Hood said he believed selling the loans would ultimately help borrowers who bought the taxi medallions at inflated prices and provide greater certainty over loan management.

The agency announced last week that it sold more than 4,000 loans from two failed credit unions to investment fund Marblegate Asset Management.

Rodney Hood, chairman of NCUA, speaks at CUNA's Governmental Affairs Conference.

How borrowers would be treated was a consideration during the due diligence process, and some potential investors were turned down because NCUA was not confident that the medallion holders would be treated fairly, Hood said. NCUA engaged in a thorough process that involved vetting 23 firms interested in the distressed portfolio, he added.

“I understand this decision may not be popular or satisfy everyone,” Hood said Tuesday during the Credit Union National Association’s Governmental Affairs Conference in Washington

The decision to sell the portfolio has been hammered by New York City taxi drivers, Rep. Gregory Meeks, D-N.Y., and CUNA. Jim Nussle, president and CEO of CUNA, said that the trade group would submit a Freedom of Information Act request for additional details about the deliberations surrounding the deal and didn’t rule out potential legal action.

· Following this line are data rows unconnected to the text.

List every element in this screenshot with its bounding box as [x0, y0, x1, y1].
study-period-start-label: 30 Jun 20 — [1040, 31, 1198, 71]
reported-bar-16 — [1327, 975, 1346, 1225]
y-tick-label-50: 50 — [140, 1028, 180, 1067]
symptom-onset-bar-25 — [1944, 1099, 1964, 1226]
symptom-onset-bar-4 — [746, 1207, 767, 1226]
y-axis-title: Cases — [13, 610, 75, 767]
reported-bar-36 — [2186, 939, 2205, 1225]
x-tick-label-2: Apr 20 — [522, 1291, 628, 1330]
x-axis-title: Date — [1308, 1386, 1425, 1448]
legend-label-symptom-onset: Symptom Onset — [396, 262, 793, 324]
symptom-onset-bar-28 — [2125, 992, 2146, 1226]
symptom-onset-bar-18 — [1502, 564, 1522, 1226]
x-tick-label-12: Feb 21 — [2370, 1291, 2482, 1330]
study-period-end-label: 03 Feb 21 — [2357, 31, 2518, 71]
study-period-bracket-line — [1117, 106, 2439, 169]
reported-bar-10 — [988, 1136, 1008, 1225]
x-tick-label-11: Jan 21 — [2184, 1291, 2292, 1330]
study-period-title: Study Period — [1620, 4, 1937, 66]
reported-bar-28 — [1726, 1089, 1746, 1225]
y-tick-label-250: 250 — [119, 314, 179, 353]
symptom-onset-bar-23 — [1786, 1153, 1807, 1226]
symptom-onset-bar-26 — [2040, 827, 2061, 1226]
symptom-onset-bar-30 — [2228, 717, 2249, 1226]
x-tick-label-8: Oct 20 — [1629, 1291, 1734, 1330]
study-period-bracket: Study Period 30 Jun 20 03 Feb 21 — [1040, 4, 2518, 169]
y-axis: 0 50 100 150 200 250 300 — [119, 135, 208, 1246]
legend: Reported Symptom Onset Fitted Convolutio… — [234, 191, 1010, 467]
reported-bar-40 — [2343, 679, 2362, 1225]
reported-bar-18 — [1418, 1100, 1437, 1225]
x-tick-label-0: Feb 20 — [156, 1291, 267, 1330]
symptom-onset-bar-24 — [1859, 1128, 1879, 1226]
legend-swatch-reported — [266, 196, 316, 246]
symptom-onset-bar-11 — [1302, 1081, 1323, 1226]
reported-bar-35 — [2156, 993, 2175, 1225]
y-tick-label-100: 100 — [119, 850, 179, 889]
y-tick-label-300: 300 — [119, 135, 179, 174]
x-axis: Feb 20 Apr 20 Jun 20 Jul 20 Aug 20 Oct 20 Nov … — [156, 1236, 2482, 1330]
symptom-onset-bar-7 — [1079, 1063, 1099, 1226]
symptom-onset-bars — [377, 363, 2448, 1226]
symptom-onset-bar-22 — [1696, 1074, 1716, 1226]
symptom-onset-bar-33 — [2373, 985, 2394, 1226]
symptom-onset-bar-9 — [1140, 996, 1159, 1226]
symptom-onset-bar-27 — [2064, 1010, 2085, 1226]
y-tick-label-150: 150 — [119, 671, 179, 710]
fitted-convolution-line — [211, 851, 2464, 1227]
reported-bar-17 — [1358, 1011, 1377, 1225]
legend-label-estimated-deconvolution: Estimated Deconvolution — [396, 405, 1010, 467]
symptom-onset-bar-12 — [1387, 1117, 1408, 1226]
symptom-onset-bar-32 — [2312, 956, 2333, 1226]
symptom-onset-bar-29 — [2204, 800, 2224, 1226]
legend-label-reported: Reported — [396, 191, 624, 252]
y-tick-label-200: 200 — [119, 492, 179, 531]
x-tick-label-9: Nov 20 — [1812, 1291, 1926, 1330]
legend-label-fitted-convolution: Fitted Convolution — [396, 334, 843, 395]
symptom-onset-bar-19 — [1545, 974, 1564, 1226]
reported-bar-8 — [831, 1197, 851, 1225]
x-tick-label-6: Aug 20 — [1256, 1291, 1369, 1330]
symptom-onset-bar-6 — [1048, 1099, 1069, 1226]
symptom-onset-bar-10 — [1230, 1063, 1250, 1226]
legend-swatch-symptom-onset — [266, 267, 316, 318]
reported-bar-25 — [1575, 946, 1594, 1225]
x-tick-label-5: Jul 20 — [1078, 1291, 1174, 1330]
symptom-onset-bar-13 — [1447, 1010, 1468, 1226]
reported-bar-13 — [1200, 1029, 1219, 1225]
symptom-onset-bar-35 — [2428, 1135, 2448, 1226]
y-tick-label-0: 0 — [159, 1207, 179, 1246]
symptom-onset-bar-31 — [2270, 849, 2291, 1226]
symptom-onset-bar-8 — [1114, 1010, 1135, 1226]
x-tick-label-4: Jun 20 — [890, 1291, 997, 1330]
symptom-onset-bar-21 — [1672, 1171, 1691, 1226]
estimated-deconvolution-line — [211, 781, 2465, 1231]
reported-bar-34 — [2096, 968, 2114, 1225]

Hood said timeliness was also a factor in deciding to sell the loans since holding onto the credits “beyond a reasonable period” could create additional problems. He pointed to an audit of NCUA’s Asset Management Assistance Center from 2012, which found that the “AMAC needed to determine a liquidation strategy which would maximize the value obtained for the properties acquired.”

The collapse of the taxi medallion market and eventual failure of several credit unions cost the share insurance fund $750 million. NCUA didn’t disclose a purchase price for the portfolio, but The Wall Street Journal reported it was $350 million. That equals about $77,000 per loan.

CUNA and three league partners urged against a sale in a letter to NCUA in January, arguing that a sale to a single buyer would affect the value of medallion loans held by credit unions.

During his speech, Hood pointed out that the letter’s authors were unaware of the portfolio’s size, characteristics or assets of the individual loans.

“While the agency preferred a bulk sale offer, we also advised interested bidders that we would take subset bids on a portion of the portfolio,” Hood said. “The sum of the subset bids submitted were not greater than the bids for the overall portfolio.”